If they don't pass hydro and visual they aren't worth anything. 30 years under pressure is not necessarily a good thing. Personally, I'd pass.
 
Age is irrelevant (stupid shops excluded), but year of manufacture, brand and alloy can be important.

They could be fine or they could be useless.

If Catalina tanks, there is a good chance they are useful. Luxfer is a crapshoot depending on year (load cracking due to a bad alloy used).

On top of all that is price. A brand new tank (has VIP and current hydro) is pretty inexpensive for an aluminum tank, so they really should be cheap to be worthwhile. Look at the cost of a hydro and a VIP you will need to spend to decide the value.
 
If he bought them in 1990, beware the 6351-T6 aluminum alloy. Those tanks are more likely to explode. You may want to get pictures of the info on the tanks before you go further.
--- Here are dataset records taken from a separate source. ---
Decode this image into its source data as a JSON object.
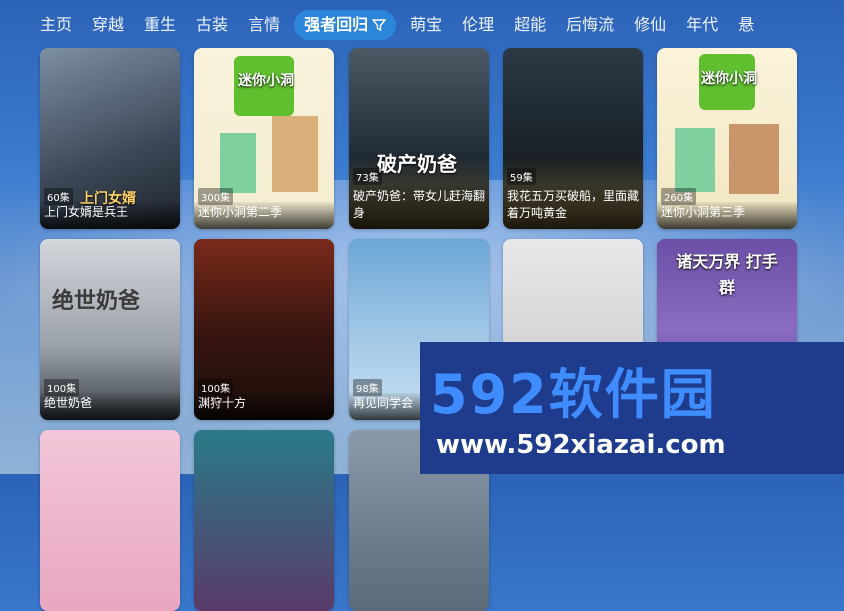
{
  "tabs": [
    "主页",
    "穿越",
    "重生",
    "古装",
    "言情",
    "强者回归",
    "萌宝",
    "伦理",
    "超能",
    "后悔流",
    "修仙",
    "年代",
    "悬"
  ],
  "active_tab_index": 5,
  "cards": [
    {
      "episodes": "60集",
      "title": "上门女婿是兵王",
      "poster_text": "上门女婿"
    },
    {
      "episodes": "300集",
      "title": "迷你小洞第二季",
      "poster_text": "迷你小洞"
    },
    {
      "episodes": "73集",
      "title": "破产奶爸：带女儿赶海翻身",
      "poster_text": "破产奶爸"
    },
    {
      "episodes": "59集",
      "title": "我花五万买破船，里面藏着万吨黄金",
      "poster_text": ""
    },
    {
      "episodes": "260集",
      "title": "迷你小洞第三季",
      "poster_text": "迷你小洞"
    },
    {
      "episodes": "100集",
      "title": "绝世奶爸",
      "poster_text": "绝世奶爸"
    },
    {
      "episodes": "100集",
      "title": "渊狩十方",
      "poster_text": ""
    },
    {
      "episodes": "98集",
      "title": "再见同学会",
      "poster_text": ""
    },
    {
      "episodes": "",
      "title": "",
      "poster_text": ""
    },
    {
      "episodes": "",
      "title": "",
      "poster_text": "诸天万界 打手群"
    }
  ],
  "watermark": {
    "logo": "592软件园",
    "url": "www.592xiazai.com"
  }
}
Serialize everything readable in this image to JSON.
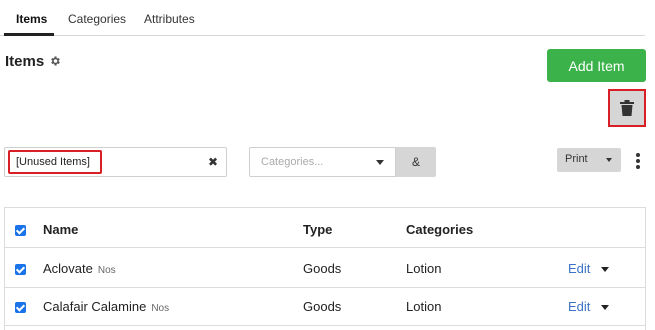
{
  "tabs": [
    {
      "label": "Items",
      "active": true
    },
    {
      "label": "Categories",
      "active": false
    },
    {
      "label": "Attributes",
      "active": false
    }
  ],
  "page": {
    "title": "Items",
    "settings_icon": "gear-icon"
  },
  "toolbar": {
    "add_label": "Add Item",
    "add_color": "#3cb34a",
    "delete_icon": "trash-icon",
    "highlight_color": "#d91f26"
  },
  "filters": {
    "search_tag": "[Unused Items]",
    "clear_icon": "close-icon",
    "category_placeholder": "Categories...",
    "and_label": "&",
    "print_label": "Print",
    "more_icon": "kebab-icon"
  },
  "table": {
    "headers": {
      "name": "Name",
      "type": "Type",
      "categories": "Categories"
    },
    "rows": [
      {
        "name": "Aclovate",
        "unit": "Nos",
        "type": "Goods",
        "category": "Lotion",
        "action": "Edit"
      },
      {
        "name": "Calafair Calamine",
        "unit": "Nos",
        "type": "Goods",
        "category": "Lotion",
        "action": "Edit"
      }
    ]
  }
}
My 2 cents on buying tanks here:

Considering where you live, unless you are considering diving someplace like Conchas, and/or buying a compressor, tanks are a terrible investment.
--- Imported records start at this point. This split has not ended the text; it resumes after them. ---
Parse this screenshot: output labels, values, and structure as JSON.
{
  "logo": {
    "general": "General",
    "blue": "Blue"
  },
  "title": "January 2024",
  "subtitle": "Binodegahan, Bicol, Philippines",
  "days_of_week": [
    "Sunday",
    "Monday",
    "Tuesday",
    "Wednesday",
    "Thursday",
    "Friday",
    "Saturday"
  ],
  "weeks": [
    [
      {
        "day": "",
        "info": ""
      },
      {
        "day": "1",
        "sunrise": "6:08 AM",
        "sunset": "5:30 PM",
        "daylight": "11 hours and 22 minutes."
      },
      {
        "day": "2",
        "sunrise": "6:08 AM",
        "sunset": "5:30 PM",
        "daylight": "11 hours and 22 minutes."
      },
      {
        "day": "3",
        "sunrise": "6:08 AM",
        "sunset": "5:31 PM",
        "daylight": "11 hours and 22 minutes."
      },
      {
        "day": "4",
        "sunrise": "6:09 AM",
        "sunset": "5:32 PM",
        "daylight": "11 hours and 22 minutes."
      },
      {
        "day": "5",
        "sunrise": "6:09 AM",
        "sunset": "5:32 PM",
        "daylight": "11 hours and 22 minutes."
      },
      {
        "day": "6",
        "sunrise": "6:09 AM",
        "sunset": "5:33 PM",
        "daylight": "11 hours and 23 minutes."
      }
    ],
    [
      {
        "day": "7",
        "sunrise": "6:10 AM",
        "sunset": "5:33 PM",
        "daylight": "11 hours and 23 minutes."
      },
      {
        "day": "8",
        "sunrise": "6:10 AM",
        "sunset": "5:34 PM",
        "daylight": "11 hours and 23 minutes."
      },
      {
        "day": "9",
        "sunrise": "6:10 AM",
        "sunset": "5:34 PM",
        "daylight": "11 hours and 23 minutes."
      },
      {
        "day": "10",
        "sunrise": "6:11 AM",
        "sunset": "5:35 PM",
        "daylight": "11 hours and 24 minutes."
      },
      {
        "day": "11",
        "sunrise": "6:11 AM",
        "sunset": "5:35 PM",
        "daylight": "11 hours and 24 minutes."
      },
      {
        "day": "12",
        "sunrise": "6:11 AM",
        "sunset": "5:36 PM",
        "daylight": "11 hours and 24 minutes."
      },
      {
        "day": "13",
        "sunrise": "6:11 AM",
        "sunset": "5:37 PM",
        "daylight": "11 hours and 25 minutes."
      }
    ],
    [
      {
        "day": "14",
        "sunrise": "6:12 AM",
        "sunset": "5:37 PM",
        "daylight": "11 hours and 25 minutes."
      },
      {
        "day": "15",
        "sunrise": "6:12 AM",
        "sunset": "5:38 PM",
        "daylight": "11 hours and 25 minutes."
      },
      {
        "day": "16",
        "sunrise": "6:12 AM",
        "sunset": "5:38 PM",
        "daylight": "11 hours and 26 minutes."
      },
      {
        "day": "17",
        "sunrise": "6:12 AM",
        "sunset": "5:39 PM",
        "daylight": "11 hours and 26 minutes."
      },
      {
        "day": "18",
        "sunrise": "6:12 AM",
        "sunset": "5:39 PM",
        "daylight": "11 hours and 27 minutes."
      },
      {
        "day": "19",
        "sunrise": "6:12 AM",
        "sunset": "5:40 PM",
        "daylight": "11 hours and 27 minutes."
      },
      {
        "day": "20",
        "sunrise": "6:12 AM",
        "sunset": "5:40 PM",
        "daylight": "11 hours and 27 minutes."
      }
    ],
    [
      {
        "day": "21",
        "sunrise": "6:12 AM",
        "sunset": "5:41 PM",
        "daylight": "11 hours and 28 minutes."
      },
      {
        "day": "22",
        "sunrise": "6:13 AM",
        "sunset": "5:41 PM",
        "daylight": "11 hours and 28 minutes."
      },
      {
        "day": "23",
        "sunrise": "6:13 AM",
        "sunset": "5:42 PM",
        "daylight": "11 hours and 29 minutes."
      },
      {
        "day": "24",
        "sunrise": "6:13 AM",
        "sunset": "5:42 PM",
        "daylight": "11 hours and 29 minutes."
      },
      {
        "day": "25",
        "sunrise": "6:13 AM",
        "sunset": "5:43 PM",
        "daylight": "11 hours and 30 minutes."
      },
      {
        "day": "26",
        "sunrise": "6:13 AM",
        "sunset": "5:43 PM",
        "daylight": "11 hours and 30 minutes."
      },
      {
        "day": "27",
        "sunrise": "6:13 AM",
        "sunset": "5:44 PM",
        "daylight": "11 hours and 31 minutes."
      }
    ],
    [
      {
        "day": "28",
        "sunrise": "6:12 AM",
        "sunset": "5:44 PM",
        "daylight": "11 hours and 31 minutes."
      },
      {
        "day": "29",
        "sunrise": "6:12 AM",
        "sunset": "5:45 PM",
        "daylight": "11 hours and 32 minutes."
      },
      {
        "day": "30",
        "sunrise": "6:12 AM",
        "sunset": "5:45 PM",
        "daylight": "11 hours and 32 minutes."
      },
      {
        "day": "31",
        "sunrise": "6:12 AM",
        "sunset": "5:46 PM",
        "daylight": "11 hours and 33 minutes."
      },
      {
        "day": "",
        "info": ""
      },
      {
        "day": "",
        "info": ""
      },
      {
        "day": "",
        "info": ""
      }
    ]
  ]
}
You're paying 70ish for hydros each, and 29ish for VIPs in Albuquerque, there's the cost of transport back and forth and the cost of fills doesn't decrease if you own your own tanks. Assuming they pass hydro, you're still out about 200 dollars per tank over than next five years. You will of course have the cost and pleasure of transporting those tanks to and from Santa Rosa, which amounts to extra gas too.
 
Considering where you live, unless you are considering diving someplace like Conchas, and/or buying a compressor, tanks are a terrible investment.

I have a house in San Carlos. I wasn't planning to buy tanks til we moved down there more or less permanently in a few years. I'll go look at these but will probably pass on them.
 
If he bought them in 1990, beware the 6351-T6 aluminum alloy. Those tanks are more likely to explode. You may want to get pictures of the info on the tanks before you go further.

My 2 cents on buying tanks here:

Considering where you live, unless you are considering diving someplace like Conchas, and/or buying a compressor, tanks are a terrible investment.

You're paying 70ish for hydros each, and 29ish for VIPs in Albuquerque, there's the cost of transport back and forth and the cost of fills doesn't decrease if you own your own tanks. Assuming they pass hydro, you're still out about 200 dollars per tank over than next five years. You will of course have the cost and pleasure of transporting those tanks to and from Santa Rosa, which amounts to extra gas too.
Unless you live close to a place to dive.
 
Actually being kept full for all of these years has little impact on the integrity of the metal. More related is the number of cycles. However, the alloy is of more importance. Read this thread before deciding:
Is my cylinder made from the "bad" alloy aka AL6351?
 
see: Pig in a Poke.
 
Even if they are the modern alloy some shops still balk at filling tanks older than XXXX (pick totally arbitrary year) - they may or may not make up various reasons why.

Assuming 1990 or later born dates, I would offer him $100 for all four. Then check with your shop about getting them hydroed and VIPed. If they refuse or make up some bogus reason, you aren't out much since you can sell them for scrap and get $80.